On Mon, 8 Jun 2020, Alex Xu (Hello71) wrote:
Excerpts from Christoph Hellwig's message of June 8, 2020 2:19 am:
Can you do a listing using gdb where this happens?
gdb vmlinux
l *(snd_pcm_hw_params+0x3f3)
?
(gdb) l *(snd_pcm_hw_params+0x3f3) 0xffffffff817efc85 is in snd_pcm_hw_params (.../linux/sound/core/pcm_native.c:749). 744 while (runtime->boundary * 2 <= LONG_MAX - runtime->buffer_size) 745 runtime->boundary *= 2; 746 747 /* clear the buffer for avoiding possible kernel info leaks */ 748 if (runtime->dma_area && !substream->ops->copy_user) 749 memset(runtime->dma_area, 0, runtime->dma_bytes); 750 751 snd_pcm_timer_resolution_change(substream); 752 snd_pcm_set_state(substream, SNDRV_PCM_STATE_SETUP); 753
Working theory is that CONFIG_DMA_NONCOHERENT_MMAP getting set is causing the error_code in the page fault path. Debugging with Alex off-thread we found that dma_{alloc,free}_from_pool() are not getting called from the new code in dma_direct_{alloc,free}_pages() and he has not enabled mem_encrypt.

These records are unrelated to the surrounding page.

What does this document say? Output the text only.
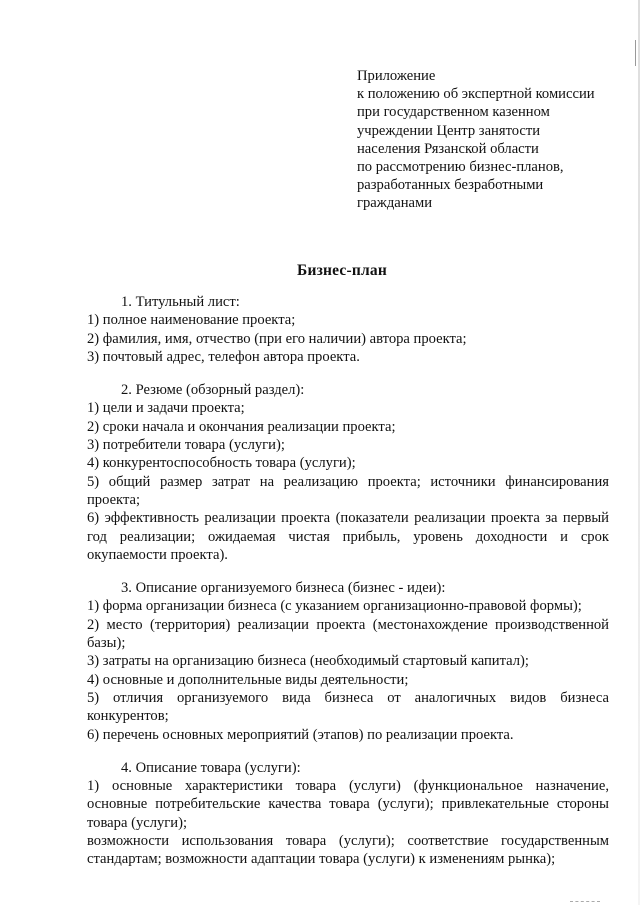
Приложение
к положению об экспертной комиссии
при государственном казенном
учреждении Центр занятости
населения Рязанской области
по рассмотрению бизнес-планов,
разработанных безработными
гражданами
Бизнес-план
1. Титульный лист:
1) полное наименование проекта;
2) фамилия, имя, отчество (при его наличии) автора проекта;
3) почтовый адрес, телефон автора проекта.
2. Резюме (обзорный раздел):
1) цели и задачи проекта;
2) сроки начала и окончания реализации проекта;
3) потребители товара (услуги);
4) конкурентоспособность товара (услуги);
5) общий размер затрат на реализацию проекта; источники финансирования проекта;
6) эффективность реализации проекта (показатели реализации проекта за первый год реализации; ожидаемая чистая прибыль, уровень доходности и срок окупаемости проекта).
3. Описание организуемого бизнеса (бизнес - идеи):
1) форма организации бизнеса (с указанием организационно-правовой формы);
2) место (территория) реализации проекта (местонахождение производственной базы);
3) затраты на организацию бизнеса (необходимый стартовый капитал);
4) основные и дополнительные виды деятельности;
5) отличия организуемого вида бизнеса от аналогичных видов бизнеса конкурентов;
6) перечень основных мероприятий (этапов) по реализации проекта.
4. Описание товара (услуги):
1) основные характеристики товара (услуги) (функциональное назначение, основные потребительские качества товара (услуги); привлекательные стороны товара (услуги);
возможности использования товара (услуги); соответствие государственным стандартам; возможности адаптации товара (услуги) к изменениям рынка);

So the issue is related to setting CONFIG_DMA_COHERENT_POOL, and not anything else related to AMD SME. He has a patch to try out, but I wanted to update the thread in case there are other ideas to try other than selecting CONFIG_DMA_NONCOHERENT_MMAP only when CONFIG_DMA_REMAP is set (and not CONFIG_DMA_COHERENT_POOL).